Bill Brown has summarized the force of Job’s argument as a rejection of the “orthodox theology of his day, one based on the practice of piety and the presumption of divine retribution.”2  In other words, piety does not equal protection. Job argues against a simplistic view of, say, Psalm 1, taking it to promise only good fruit in due season and wither-proof foliage. Job is more sober, more realistic about life than this.

But Job does more than just speak to his day. Job speaks as well to what is, if not an orthodox, then certainly a dominant piety in American evangelical Christianity–namely the so-called “prosperity gospel.” Job militates against this false “gospel,” good news turned bad, and our preaching can and I believe should follow suit.

The idea that God blesses the faithful, rewarding the righteous with what they deserve, and that the opposite, trials and tribulation, are signs of being out of sync with God–apparently the prosperity gospel is nothing new under the sun–is rejected outright by Job. It is rejected in the portrayal of the struggles of a genuinely “blameless and upright” man, and in Job’s response–both to his wife and to his situation.
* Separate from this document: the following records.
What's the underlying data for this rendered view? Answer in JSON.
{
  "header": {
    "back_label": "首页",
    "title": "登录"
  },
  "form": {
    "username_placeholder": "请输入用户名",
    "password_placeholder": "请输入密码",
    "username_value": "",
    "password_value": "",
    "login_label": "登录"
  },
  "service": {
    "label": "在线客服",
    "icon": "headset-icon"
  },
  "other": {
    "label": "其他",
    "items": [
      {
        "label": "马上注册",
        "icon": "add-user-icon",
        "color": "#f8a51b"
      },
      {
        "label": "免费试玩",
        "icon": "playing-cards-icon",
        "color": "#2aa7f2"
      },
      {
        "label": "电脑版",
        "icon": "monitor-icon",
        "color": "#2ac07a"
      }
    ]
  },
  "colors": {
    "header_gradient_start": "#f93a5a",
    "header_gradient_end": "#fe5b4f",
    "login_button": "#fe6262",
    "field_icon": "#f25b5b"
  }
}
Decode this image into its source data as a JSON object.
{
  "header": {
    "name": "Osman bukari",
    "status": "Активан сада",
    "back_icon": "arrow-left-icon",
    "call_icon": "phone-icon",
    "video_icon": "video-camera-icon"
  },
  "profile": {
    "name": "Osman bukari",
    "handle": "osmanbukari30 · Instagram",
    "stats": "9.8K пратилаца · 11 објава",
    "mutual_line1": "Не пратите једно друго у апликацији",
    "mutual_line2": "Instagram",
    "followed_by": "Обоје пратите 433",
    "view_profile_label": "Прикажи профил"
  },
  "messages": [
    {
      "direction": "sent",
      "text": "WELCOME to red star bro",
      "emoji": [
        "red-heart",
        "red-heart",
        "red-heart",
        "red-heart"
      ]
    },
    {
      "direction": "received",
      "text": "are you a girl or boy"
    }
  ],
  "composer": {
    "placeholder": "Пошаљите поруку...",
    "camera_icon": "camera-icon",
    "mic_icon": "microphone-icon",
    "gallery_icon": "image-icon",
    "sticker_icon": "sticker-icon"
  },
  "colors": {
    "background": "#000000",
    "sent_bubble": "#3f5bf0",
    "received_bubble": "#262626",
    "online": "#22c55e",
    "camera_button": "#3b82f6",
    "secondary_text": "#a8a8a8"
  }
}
“Shall we receive the good at the hand of the God, and not receive the bad?”
Job’s question is rhetorical. The implied answer is that, of course, one should. Perhaps because there is little else that one can do, after all God is God. In essence this is a reiteration of Job 1:21b, “the Lord gave, and the Lord has taken away.” While this may strike some as fatalistic, Job’s question is instructive. I take it to be a foreshadowing of his own struggle with suffering and faith, and an attempt to maintain faith in the midst of personal trial. One might hear in Job’s question an echo of the Good Friday lament–My God my God, why have you forsaken me? This is both an expression of faith, and a bald assertion that all is not right.

Job 2:1-10 is the set up for the faithful struggle and the struggles of faith that Job embodies, and to which we are invited. These struggles are not with Satan, or with our own righteousness, nor are they signs of sinfulness or faithlessness, rather they are offered as expressions of genuine and life-giving relationship with God.